Families simply do not refuse the uniforms of their fallen children. I hesitate, confused, unsure in the moment what to do. My arms shake from the effort of staying still. My eyes point down at the floor. The wood pattern breaks at the edge of each plank. All I can do is repeat his words, which are spinning through my mind.

He felt sorry for you. This House does not accept trash.

I stare down at my hands and arms and think of Corian’s last moments. I see his bright blue eyes pleading for me to end his life before it is too late. Trash. I know, logically, that I am not. But it doesn’t matter.

I had let Corian die. I’d killed him because I never belonged in the Strikers. My Shield’s blood will forever taint my fingers.

I have no idea how long I kneel here. No one else comes to greet me. No one takes Corian’s uniform from my outstretched hands. No one wants to accept the apology I have come bearing. The House of Barra will make sure I alone carry the weight of Corian’s death.

The light disappears from the room and is replaced by evening. I will myself to stay trembling in place. Waiting. Hoping.

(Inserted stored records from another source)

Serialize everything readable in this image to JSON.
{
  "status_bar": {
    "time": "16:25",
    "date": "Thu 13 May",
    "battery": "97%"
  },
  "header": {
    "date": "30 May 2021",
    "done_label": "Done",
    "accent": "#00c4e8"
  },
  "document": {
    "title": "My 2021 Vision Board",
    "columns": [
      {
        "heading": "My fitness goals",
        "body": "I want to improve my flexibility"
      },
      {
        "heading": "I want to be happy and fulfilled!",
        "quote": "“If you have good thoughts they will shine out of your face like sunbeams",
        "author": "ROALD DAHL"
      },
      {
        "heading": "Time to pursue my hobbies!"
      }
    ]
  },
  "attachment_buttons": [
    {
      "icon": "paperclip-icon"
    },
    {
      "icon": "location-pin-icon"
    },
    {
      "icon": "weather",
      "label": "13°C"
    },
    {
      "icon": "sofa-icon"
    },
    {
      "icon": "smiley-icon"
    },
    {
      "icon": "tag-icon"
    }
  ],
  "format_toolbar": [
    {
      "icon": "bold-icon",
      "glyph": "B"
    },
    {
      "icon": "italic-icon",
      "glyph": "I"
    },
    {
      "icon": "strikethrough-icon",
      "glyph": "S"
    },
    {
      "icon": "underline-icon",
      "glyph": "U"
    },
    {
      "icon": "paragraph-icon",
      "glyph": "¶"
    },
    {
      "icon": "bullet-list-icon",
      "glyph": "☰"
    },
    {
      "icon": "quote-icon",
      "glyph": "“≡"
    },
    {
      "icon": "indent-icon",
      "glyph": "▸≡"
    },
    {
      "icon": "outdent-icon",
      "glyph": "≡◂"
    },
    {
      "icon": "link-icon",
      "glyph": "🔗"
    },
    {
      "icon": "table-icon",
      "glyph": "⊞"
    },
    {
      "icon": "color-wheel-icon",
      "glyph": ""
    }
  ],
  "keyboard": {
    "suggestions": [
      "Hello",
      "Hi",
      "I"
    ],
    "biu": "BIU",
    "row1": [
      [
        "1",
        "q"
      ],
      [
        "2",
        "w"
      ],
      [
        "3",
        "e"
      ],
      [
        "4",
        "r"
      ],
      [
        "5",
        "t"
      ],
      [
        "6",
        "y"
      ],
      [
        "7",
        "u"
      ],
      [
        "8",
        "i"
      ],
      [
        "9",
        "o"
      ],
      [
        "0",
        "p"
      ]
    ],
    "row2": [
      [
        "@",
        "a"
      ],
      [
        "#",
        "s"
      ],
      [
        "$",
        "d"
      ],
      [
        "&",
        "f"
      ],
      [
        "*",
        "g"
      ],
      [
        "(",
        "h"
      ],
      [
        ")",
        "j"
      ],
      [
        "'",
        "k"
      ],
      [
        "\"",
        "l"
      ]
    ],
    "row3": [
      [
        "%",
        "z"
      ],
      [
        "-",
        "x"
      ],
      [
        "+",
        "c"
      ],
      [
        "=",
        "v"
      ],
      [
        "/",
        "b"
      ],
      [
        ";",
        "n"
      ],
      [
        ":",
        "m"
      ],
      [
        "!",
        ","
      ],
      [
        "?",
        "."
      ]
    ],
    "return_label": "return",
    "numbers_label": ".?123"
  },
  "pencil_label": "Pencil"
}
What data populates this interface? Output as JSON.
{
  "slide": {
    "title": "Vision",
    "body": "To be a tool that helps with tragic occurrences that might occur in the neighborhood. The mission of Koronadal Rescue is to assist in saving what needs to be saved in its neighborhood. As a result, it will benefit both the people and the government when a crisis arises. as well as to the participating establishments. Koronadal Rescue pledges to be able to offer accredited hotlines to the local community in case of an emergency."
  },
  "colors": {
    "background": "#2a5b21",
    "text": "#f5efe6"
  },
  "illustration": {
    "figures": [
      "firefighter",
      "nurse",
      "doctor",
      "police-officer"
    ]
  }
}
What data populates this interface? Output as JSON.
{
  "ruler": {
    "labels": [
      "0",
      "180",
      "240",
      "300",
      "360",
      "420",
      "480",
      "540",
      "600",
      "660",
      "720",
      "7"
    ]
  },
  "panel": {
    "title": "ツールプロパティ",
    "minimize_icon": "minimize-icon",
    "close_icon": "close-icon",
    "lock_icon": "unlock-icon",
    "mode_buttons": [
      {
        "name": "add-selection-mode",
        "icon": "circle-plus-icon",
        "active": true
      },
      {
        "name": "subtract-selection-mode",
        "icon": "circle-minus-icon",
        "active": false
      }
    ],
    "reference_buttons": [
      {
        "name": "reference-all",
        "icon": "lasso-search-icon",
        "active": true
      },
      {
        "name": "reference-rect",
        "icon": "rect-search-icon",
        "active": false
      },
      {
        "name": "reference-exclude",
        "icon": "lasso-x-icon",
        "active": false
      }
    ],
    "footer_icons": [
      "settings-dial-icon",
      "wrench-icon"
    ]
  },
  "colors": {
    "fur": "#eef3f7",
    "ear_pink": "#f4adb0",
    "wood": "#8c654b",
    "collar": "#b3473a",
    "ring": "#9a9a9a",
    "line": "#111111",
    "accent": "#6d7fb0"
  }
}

I don’t know whether I make it to dawn or not. All I remember is waking up with my cheek pressed against the cold floor. A servant is quietly shaking my shoulders.

“You need to leave, now,” he whispers to me. I look up into the grave eyes of a young servant boy nervously wringing his hands. His eyes dart to the hall behind us as he holds a hand out toward the door. “The guards will show you out if you don’t go yourself.”

In desperate shame, I hold the uniform out to him, as if even a lowly servant of the House of Barra accepting my offering would be better than nothing. But the boy shrinks away, not daring to touch it. He gives me an apologetic stare, then straightens and leaves me.